Road to Perdition stars Tom Hanks as a hitman for the Irish mafia in Depression-era America. He and his son undergo a tragedy which transforms them both. The movie is mostly about the relationship between fathers and sons, but there are many other issues bubbling underneath, like the theme of work.
Jude Law plays another hitman, who asks questions like "you ever seen a dead body? Terrible thing. But it sure makes you feel alive, don't it?" and "to be paid to do what you love--isn't that the dream?" Neither of these questions is earth-shattering, but for some reason they stood out for me as I watched the film.

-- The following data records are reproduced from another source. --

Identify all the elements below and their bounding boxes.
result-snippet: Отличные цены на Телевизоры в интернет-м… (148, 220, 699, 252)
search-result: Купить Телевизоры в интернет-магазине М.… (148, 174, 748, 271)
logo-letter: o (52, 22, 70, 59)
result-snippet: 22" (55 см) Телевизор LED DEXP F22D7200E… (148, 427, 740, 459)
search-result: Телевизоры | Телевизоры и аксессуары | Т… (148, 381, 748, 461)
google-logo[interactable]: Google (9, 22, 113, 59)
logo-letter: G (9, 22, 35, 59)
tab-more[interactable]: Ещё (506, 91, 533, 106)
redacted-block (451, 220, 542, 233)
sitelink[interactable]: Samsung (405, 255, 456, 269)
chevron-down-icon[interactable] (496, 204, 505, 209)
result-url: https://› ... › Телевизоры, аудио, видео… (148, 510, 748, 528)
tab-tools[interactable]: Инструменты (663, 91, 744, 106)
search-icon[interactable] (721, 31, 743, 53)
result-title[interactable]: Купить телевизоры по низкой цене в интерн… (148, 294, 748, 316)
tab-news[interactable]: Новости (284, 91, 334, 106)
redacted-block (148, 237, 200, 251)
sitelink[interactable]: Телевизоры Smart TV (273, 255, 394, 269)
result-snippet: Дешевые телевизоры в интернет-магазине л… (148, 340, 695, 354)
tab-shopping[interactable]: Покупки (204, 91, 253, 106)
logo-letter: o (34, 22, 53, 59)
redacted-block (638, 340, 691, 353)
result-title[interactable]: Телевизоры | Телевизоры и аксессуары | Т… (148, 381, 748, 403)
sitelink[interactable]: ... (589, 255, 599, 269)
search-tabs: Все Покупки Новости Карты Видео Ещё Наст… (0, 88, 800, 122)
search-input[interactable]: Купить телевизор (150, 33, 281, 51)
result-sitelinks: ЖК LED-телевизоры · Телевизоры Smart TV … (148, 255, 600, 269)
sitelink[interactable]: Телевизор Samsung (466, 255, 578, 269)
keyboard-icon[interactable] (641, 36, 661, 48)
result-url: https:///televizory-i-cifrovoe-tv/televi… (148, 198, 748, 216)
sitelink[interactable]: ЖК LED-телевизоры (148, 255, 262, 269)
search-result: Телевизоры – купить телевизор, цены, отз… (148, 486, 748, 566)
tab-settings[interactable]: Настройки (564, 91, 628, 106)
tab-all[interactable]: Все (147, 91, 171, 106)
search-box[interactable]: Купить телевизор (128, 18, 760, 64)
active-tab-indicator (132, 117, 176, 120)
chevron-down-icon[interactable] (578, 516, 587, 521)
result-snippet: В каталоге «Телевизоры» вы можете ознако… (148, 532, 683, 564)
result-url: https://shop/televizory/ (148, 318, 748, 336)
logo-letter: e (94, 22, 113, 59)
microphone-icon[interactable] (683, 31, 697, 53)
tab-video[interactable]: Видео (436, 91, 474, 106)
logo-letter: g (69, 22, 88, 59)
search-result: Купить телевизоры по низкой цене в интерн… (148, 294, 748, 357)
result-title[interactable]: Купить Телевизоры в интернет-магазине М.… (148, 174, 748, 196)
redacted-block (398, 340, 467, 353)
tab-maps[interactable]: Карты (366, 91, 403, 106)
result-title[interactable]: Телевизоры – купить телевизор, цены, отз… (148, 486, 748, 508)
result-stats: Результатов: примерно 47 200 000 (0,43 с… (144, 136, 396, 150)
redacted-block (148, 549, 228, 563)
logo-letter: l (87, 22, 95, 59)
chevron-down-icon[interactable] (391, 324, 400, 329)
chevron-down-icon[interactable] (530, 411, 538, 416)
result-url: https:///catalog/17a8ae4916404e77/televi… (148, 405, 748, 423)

Nowadays most of us don't have to confront death very often; but if we did, we might try harder to make the most of life while we're alive.
Which leads us to the second question: shouldn't we try, as much as we can, to live working at something we love? Sure, I suppose, but the trouble is, how do we know what we love? It's the minority who can confidently say they were put on earth to do (insert singular life passion here). For everyone else, it can be a very frustrating search. Back in the Depression era, this wasn't as much of an issue, because you would probably be thankful for finding any kind of work. But for an affluent generation like mine, where you've been afforded every opportunity to choose a career that you find personally fulfilling, the pressure is on to eschew mediocrity and discover your niche.
All of this begs the question of whether or not it is, in fact, "the dream" to get paid doing what you love. In fact, if taken to its logical extreme, this goal ends up reducing your life's worth to your career choice. Which is a bit silly, because you might be a much happier person working a low-stress 9-5 gig that allows you to lead a much happier existence; getting paid to do what you love could actually become harmful, as you increasingly guage the value of your life based on how many hours you put into your "dream job," whether that be an assassin-for-hire or, dare I say it, a music scholar. Is this a healthy way to live?
Anyway, Road to Perdition is about lots of other things besides work, but these days I've got work on the brain. Speaking of which, I'd better get back to it.